Durs Grünbein at Literary Hub:
For the most part they were unobtrusive, almost invisible—our occupying power. Their day-to-day life carried on behind closed doors, as if someone were trying to shield them from us, or maybe us from them.
They lived a hidden life in the barracks, behind the crooked fences and walls that were made impenetrable by skeins of barbed wire, like a hedge of rose thorns. But anyway, who would have dared try to climb over, who would have had the courage to infiltrate the forbidden zone on the other side? Not even we children were brave enough to give each other a leg up over the wall, though our knees were sometimes itching to.

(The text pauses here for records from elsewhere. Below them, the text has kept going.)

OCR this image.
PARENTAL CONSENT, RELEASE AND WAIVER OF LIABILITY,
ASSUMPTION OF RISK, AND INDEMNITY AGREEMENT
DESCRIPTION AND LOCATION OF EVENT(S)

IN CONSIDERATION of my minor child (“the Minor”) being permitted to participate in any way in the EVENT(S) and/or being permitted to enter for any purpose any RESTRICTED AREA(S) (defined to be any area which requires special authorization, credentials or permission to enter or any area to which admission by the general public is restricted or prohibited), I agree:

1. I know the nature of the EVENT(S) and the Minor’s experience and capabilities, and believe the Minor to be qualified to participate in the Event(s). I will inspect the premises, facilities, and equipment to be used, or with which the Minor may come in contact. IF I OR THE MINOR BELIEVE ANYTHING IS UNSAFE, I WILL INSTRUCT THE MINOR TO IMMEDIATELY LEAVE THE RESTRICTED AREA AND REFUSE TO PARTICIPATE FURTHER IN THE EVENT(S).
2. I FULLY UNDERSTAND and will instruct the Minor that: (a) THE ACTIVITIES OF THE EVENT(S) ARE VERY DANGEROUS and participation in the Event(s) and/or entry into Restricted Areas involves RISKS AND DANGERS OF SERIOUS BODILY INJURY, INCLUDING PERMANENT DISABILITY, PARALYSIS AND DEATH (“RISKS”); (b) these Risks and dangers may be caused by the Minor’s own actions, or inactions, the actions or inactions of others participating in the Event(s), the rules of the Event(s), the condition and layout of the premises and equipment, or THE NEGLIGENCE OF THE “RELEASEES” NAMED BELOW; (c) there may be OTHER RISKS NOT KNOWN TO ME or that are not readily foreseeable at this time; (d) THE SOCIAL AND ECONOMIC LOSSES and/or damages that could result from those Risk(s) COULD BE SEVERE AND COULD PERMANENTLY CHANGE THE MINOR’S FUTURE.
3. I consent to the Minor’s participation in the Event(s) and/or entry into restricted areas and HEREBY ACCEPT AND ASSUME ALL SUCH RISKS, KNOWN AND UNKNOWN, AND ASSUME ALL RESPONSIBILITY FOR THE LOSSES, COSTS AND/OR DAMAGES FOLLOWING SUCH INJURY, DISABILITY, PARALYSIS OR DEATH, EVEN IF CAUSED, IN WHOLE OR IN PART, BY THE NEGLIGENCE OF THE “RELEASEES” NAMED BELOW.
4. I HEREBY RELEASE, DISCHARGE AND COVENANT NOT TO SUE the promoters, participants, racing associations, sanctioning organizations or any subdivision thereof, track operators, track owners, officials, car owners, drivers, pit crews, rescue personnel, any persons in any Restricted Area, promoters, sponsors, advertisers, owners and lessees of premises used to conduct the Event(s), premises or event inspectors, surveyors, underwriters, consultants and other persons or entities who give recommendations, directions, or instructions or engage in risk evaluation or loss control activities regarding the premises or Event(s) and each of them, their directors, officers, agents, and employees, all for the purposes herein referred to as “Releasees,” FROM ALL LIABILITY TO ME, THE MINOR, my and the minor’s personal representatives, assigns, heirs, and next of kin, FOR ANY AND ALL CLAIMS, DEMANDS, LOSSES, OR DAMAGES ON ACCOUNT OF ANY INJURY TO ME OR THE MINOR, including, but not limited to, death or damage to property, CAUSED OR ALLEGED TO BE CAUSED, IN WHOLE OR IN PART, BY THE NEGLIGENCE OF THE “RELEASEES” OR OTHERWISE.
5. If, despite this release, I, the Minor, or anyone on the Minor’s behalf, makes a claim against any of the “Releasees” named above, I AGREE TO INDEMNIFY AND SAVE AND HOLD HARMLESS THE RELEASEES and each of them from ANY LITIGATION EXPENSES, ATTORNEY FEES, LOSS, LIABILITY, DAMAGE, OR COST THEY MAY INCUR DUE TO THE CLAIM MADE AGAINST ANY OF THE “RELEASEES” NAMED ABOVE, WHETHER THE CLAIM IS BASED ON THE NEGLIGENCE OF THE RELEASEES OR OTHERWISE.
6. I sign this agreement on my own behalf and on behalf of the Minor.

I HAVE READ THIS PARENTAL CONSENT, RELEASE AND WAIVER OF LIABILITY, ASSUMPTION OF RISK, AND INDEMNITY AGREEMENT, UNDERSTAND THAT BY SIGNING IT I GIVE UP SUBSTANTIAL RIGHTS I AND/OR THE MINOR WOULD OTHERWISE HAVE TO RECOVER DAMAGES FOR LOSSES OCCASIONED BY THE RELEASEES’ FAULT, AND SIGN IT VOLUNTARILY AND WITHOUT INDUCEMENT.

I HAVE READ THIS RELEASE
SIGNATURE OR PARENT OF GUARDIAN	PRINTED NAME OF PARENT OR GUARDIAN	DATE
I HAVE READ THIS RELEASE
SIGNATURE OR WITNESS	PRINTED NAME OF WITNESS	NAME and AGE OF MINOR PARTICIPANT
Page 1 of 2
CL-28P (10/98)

It wasn’t hard to imagine what it was like behind the walls—over there with the Ivans—as people called them ironically behind their backs. Or the Russians, as was said, though still sotto voce, since the word was strange and chauvinistic too—and we all knew it. But talking about Soviets wasn’t the answer either. Those who used the phrase on official occasions or at school felt immediately that there was something embarrassing, something not quite right about the hypocritical turn of phrase. The problem was that there was no suitable designation for these strangers in our country. Everyone knew that they were one of the victorious occupying powers at the end of the Second World War; their dominance in our country was such a dirty open secret that no one dared say it out loud. Our own country: nothing but a Soviet satrapy?